Me desperté, todo a mi alrededor era extraño, y si era extraño, tenía algo que ver con Edgar, y hablando del rey de Roma.

-Buenos días, mi princesa- Edgar me miró con expresión divertida.

-¿Dónde estamos?-pregunté, estaba algo mareada.

-Tranquila, enseguida zarpará el barco-dijo Edgar.

-Ah, vale-me tranquilicé estábamos en el bar…- espera ¿¡qué!? , ¿¡el barco!?-me levanté y miré por la ventana, sí, estábamos en un barco.

-Tranquila, yo estoy contigo- dijo Edgar.

-Como si eso me tranquilizara- mascullé. Edgar se acercó a mí y me cogió de la mano. Noté cómo mi corazón se aceleraba y me puse más nerviosa aún de lo que ya estaba.

-¿No te inspiro confianza?-preguntó él muy cerca de mí.

-Ni loca me la inspirarías- contesté y me aparté de él.

-Mi frágil y dulce princesa, ¿sabes que estás desobedeciendo el contrato?- ¡No!
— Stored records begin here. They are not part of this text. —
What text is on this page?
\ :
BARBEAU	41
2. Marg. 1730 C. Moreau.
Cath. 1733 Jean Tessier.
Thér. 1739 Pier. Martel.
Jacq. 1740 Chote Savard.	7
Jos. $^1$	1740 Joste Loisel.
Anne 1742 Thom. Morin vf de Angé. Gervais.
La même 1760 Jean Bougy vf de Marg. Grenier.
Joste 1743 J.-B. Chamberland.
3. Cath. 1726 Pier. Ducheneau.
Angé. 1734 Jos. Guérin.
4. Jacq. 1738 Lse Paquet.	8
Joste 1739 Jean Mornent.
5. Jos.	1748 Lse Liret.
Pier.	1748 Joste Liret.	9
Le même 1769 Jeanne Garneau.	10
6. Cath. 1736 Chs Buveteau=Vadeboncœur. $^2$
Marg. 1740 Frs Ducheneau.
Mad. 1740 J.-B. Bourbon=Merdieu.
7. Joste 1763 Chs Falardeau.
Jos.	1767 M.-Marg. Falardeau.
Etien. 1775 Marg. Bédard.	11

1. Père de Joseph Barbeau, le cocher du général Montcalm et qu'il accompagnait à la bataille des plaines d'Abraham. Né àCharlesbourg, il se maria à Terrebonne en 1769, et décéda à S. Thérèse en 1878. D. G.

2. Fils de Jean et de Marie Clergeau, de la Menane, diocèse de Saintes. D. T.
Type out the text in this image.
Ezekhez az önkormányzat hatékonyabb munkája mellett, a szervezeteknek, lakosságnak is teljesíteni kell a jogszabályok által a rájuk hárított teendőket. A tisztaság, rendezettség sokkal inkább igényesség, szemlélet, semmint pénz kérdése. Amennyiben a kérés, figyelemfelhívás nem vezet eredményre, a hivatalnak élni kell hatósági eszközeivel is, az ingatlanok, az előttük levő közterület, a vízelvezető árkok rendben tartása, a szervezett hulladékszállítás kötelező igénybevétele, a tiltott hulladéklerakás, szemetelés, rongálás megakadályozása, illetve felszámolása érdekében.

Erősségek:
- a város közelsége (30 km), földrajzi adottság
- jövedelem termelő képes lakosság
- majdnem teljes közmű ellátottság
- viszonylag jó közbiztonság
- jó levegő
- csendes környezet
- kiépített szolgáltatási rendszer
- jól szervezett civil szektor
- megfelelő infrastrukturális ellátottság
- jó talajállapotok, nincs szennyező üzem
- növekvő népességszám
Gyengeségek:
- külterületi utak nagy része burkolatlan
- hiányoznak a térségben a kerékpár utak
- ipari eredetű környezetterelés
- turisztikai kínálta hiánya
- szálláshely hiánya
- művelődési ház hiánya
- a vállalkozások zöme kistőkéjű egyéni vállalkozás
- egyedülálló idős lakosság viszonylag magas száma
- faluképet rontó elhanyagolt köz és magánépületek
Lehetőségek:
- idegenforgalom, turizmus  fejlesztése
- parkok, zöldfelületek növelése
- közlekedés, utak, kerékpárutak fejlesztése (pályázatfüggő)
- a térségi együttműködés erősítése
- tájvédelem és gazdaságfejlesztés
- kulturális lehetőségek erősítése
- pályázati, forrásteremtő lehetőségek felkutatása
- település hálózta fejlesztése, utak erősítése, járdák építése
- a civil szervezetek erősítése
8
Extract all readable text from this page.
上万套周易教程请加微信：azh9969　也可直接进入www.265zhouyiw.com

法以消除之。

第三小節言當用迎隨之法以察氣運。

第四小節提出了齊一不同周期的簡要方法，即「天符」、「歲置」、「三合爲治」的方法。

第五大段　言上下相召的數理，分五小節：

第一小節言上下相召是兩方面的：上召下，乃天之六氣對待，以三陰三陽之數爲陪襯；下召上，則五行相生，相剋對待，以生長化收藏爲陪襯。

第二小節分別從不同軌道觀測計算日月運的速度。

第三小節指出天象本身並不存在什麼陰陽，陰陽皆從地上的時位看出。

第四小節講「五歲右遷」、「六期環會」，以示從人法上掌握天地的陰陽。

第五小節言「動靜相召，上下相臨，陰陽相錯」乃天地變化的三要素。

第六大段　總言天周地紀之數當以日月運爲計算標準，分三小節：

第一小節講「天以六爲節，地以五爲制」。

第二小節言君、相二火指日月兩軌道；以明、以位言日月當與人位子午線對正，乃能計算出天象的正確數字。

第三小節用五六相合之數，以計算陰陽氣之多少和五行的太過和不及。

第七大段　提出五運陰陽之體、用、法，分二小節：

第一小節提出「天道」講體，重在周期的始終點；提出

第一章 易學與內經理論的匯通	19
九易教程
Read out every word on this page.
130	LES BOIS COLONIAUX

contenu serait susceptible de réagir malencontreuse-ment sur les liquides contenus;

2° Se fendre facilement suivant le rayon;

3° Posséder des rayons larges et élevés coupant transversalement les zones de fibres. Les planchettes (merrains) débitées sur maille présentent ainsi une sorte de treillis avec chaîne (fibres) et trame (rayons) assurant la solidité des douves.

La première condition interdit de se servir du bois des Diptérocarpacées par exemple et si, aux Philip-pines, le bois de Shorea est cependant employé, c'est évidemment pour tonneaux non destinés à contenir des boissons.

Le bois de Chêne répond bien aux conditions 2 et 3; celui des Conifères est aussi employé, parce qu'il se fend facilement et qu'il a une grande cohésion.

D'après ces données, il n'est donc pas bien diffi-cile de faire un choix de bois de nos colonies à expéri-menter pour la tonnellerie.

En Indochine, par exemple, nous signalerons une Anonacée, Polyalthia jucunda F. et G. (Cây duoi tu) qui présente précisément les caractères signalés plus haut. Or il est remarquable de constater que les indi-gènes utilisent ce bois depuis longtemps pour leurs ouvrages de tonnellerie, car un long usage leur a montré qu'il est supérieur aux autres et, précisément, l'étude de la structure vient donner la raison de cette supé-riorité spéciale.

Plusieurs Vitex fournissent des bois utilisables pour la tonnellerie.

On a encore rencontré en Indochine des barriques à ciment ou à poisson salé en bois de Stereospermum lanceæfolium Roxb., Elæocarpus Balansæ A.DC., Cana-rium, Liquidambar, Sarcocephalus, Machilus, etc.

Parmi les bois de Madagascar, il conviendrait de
Él puso su sonrisa egocéntrica.

-Perdóname Edgar, no me he dado cuenta – dije, no debía volverme una mala persona y si mi padre lo había aprobado…-¿Y Raven?-pregunté.

-Le he pedido que se quede en el palacio cuidando de tu padre –contestó Edgar.

-Bueno y que hay de… ¿tus escoltas?-pregunté.

-¿Estás bromeando? No necesito escoltas para estar contigo- respondió él.

-Entonces… ¿Estamos solos?- pregunté.

-Bueno, se puede decir así- contestó Edgar. Quería salir de ese barco.

-¿A qué te refieres con que se puede decir así?-Quería saber entonces ¿Quién llevaba el barco?

-Obviamente, está el capitán y algunos ayudantes del capitán- suspiré de alivio, al fin y al cabo, no estaba sola.- ¿Tienes miedo de mí?-preguntó con una sonrisa maquiavélica.

-¿A dónde vamos?- traté de evitar su pregunta pero él no me respondió, seguía esperando a que le contestara.- ¿Y qué pasa si tengo miedo?-dije finalmente.

-No pasa nada, es más, me alegra que estés asustada-me miró a los ojos y pude reconocer unas chispas de diversión en el malva de ellos. Me cogió en brazos y me sacó la habitación para llevarme a cubierta. Mi corazón volvió a latir muy deprisa, no sabía muy bien porqué pero sabía que solo me pasaba cuando estaba con él.-Chicos, ésta es mi princesa- vi como toda la gente se giraba para verme y me avergoncé-por favor, tratármela bien-dijo y me dejó en el suelo.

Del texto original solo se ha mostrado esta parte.